PT Mega Manunggal Property Tbk (MMLP) menunjukkan kinerja yang cukup beragam pada kuartal pertama 2026. Berikut adalah poin-poin utama dari analisis fundamental:

  • Pertumbuhan Laba & Pendapatan: Perusahaan mencatatkan Pendapatan sebesar Rp362,2 miliar dengan Laba Bersih Rp98,0 miliar. Secara tren, pendapatan terlihat cukup stabil, namun pertumbuhan laba bersih dalam 5 tahun terakhir tercatat melambat atau cenderung turun sebesar -19,6%.
  • Arus Kas: Salah satu sisi positif adalah kemampuan perusahaan menghasilkan kas. Perusahaan mencatatkan kas dari operasi sebesar Rp150,2 miliar, yang lebih tinggi dibandingkan laba bersihnya. Ini menandakan kualitas laba yang didukung oleh kas nyata (cash flow).
  • Posisi Keuangan (Neraca):
    • Utang: Tingkat utang perusahaan masih dalam batas moderat, dengan Debt-to-Equity Ratio (DER) di level 0,35x. Ini menunjukkan posisi solvabilitas yang relatif aman.
    • Likuiditas: Rasio lancar (Current Ratio) berada di level 1,8x, yang mengindikasikan perusahaan memiliki aset lancar yang cukup untuk menutup kewajiban jangka pendeknya.

Analisis Valuasi

  • Valuasi PBV: Saat ini saham MMLP diperdagangkan dengan rasio Price-to-Book Value (PBV) sebesar 0,45x. Angka ini berada di bawah rata-rata historisnya (0,71x), memberikan potensi margin of safety yang cukup menarik bagi investor yang berorientasi pada nilai (value investing).
  • Valuasi PE: Rasio Price-to-Earnings (PE) tercatat sebesar 24,8x, yang tergolong cukup tinggi dibandingkan dengan profil pertumbuhannya yang melambat.

Kekuatan dan Risiko

  • Kekuatan: Posisi utang yang terjaga (DER rendah 0,3x) dan kemampuan operasional menghasilkan arus kas positif menjadi pertahanan utama perusahaan.
  • Risiko:
    • Profitabilitas yang rendah: Return on Equity (ROE) hanya sebesar 1,8%, yang menunjukkan efisiensi penggunaan modal oleh manajemen masih kurang optimal.
    • Kurangnya konsistensi dalam pertumbuhan laba bersih yang membuat proyeksi keuntungan masa depan menjadi kurang pasti.
    • Tidak adanya riwayat pembagian dividen yang rutin dalam 5 tahun terakhir.

Kesimpulan

Secara valuasi, harga MMLP saat ini tampak cukup murah secara PBV dibandingkan rata-rata historisnya.
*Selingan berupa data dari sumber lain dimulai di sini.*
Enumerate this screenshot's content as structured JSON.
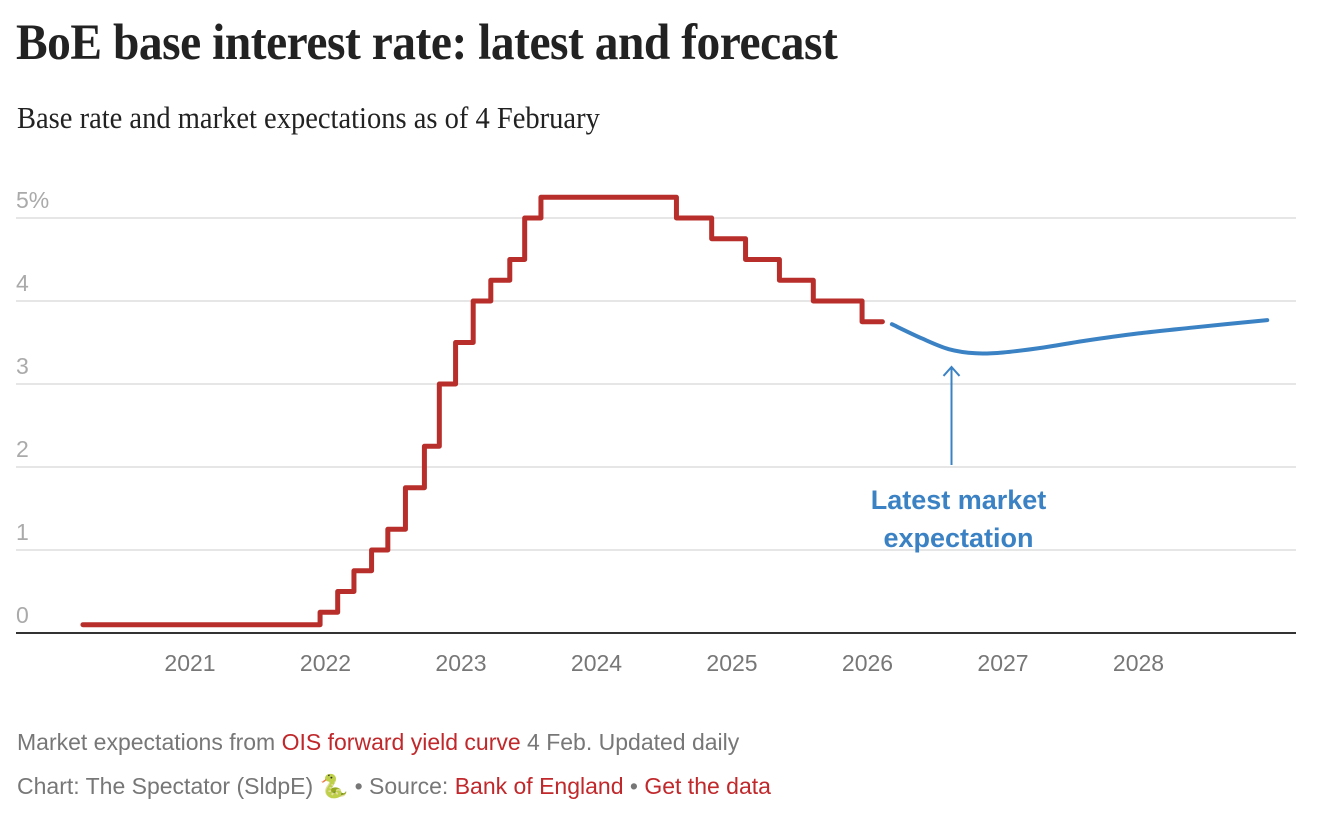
{
  "header": {
    "title": "BoE base interest rate: latest and forecast",
    "subtitle": "Base rate and market expectations as of 4 February"
  },
  "chart_data": {
    "type": "line",
    "title": "BoE base interest rate: latest and forecast",
    "subtitle": "Base rate and market expectations as of 4 February",
    "xlabel": "",
    "ylabel": "",
    "ylim": [
      0,
      5
    ],
    "xlim": [
      2020.0,
      2029.0
    ],
    "y_ticks": [
      {
        "value": 0,
        "label": "0"
      },
      {
        "value": 1,
        "label": "1"
      },
      {
        "value": 2,
        "label": "2"
      },
      {
        "value": 3,
        "label": "3"
      },
      {
        "value": 4,
        "label": "4"
      },
      {
        "value": 5,
        "label": "5%"
      }
    ],
    "x_ticks": [
      {
        "value": 2021,
        "label": "2021"
      },
      {
        "value": 2022,
        "label": "2022"
      },
      {
        "value": 2023,
        "label": "2023"
      },
      {
        "value": 2024,
        "label": "2024"
      },
      {
        "value": 2025,
        "label": "2025"
      },
      {
        "value": 2026,
        "label": "2026"
      },
      {
        "value": 2027,
        "label": "2027"
      },
      {
        "value": 2028,
        "label": "2028"
      }
    ],
    "grid": true,
    "legend": "none",
    "series": [
      {
        "name": "Base rate",
        "style": "step",
        "color": "#b82e2a",
        "points": [
          {
            "x": 2020.21,
            "y": 0.1
          },
          {
            "x": 2021.96,
            "y": 0.25
          },
          {
            "x": 2022.09,
            "y": 0.5
          },
          {
            "x": 2022.21,
            "y": 0.75
          },
          {
            "x": 2022.34,
            "y": 1.0
          },
          {
            "x": 2022.46,
            "y": 1.25
          },
          {
            "x": 2022.59,
            "y": 1.75
          },
          {
            "x": 2022.73,
            "y": 2.25
          },
          {
            "x": 2022.84,
            "y": 3.0
          },
          {
            "x": 2022.96,
            "y": 3.5
          },
          {
            "x": 2023.09,
            "y": 4.0
          },
          {
            "x": 2023.22,
            "y": 4.25
          },
          {
            "x": 2023.36,
            "y": 4.5
          },
          {
            "x": 2023.47,
            "y": 5.0
          },
          {
            "x": 2023.59,
            "y": 5.25
          },
          {
            "x": 2024.59,
            "y": 5.0
          },
          {
            "x": 2024.85,
            "y": 4.75
          },
          {
            "x": 2025.1,
            "y": 4.5
          },
          {
            "x": 2025.35,
            "y": 4.25
          },
          {
            "x": 2025.6,
            "y": 4.0
          },
          {
            "x": 2025.96,
            "y": 3.75
          }
        ],
        "end_x": 2026.11
      },
      {
        "name": "Latest market expectation",
        "style": "smooth",
        "color": "#3b82c4",
        "points": [
          {
            "x": 2026.18,
            "y": 3.72
          },
          {
            "x": 2026.4,
            "y": 3.55
          },
          {
            "x": 2026.6,
            "y": 3.42
          },
          {
            "x": 2026.8,
            "y": 3.37
          },
          {
            "x": 2027.0,
            "y": 3.38
          },
          {
            "x": 2027.3,
            "y": 3.44
          },
          {
            "x": 2027.6,
            "y": 3.52
          },
          {
            "x": 2028.0,
            "y": 3.61
          },
          {
            "x": 2028.4,
            "y": 3.68
          },
          {
            "x": 2028.95,
            "y": 3.77
          }
        ]
      }
    ],
    "annotations": [
      {
        "text_lines": [
          "Latest market",
          "expectation"
        ],
        "points_to": {
          "x": 2026.62,
          "y": 3.35
        },
        "color": "#3b82c4"
      }
    ]
  },
  "footer": {
    "notes_prefix": "Market expectations from ",
    "notes_link": "OIS forward yield curve",
    "notes_suffix": " 4 Feb. Updated daily",
    "credit_prefix": "Chart: The Spectator (SldpE) ",
    "credit_icon": "🐍",
    "credit_source_label": " • Source: ",
    "credit_source_link": "Bank of England",
    "separator": " • ",
    "get_data_link": "Get the data"
  },
  "colors": {
    "base_rate": "#b82e2a",
    "expectation": "#3b82c4",
    "link": "#c0282b",
    "grid": "#e6e6e6",
    "axis": "#333333"
  }
}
Namun, rendahnya tingkat pengembalian ekuitas (ROE) dan tren penurunan pertumbuhan laba bersih menjadi catatan penting. Perusahaan saat ini lebih cocok dikategorikan sebagai slow grower. Investor perlu mempertimbangkan kembali apakah valuasi murah ini mencerminkan potensi perbaikan fundamental di masa depan atau memang mencerminkan kinerja jangka panjang yang stagnan.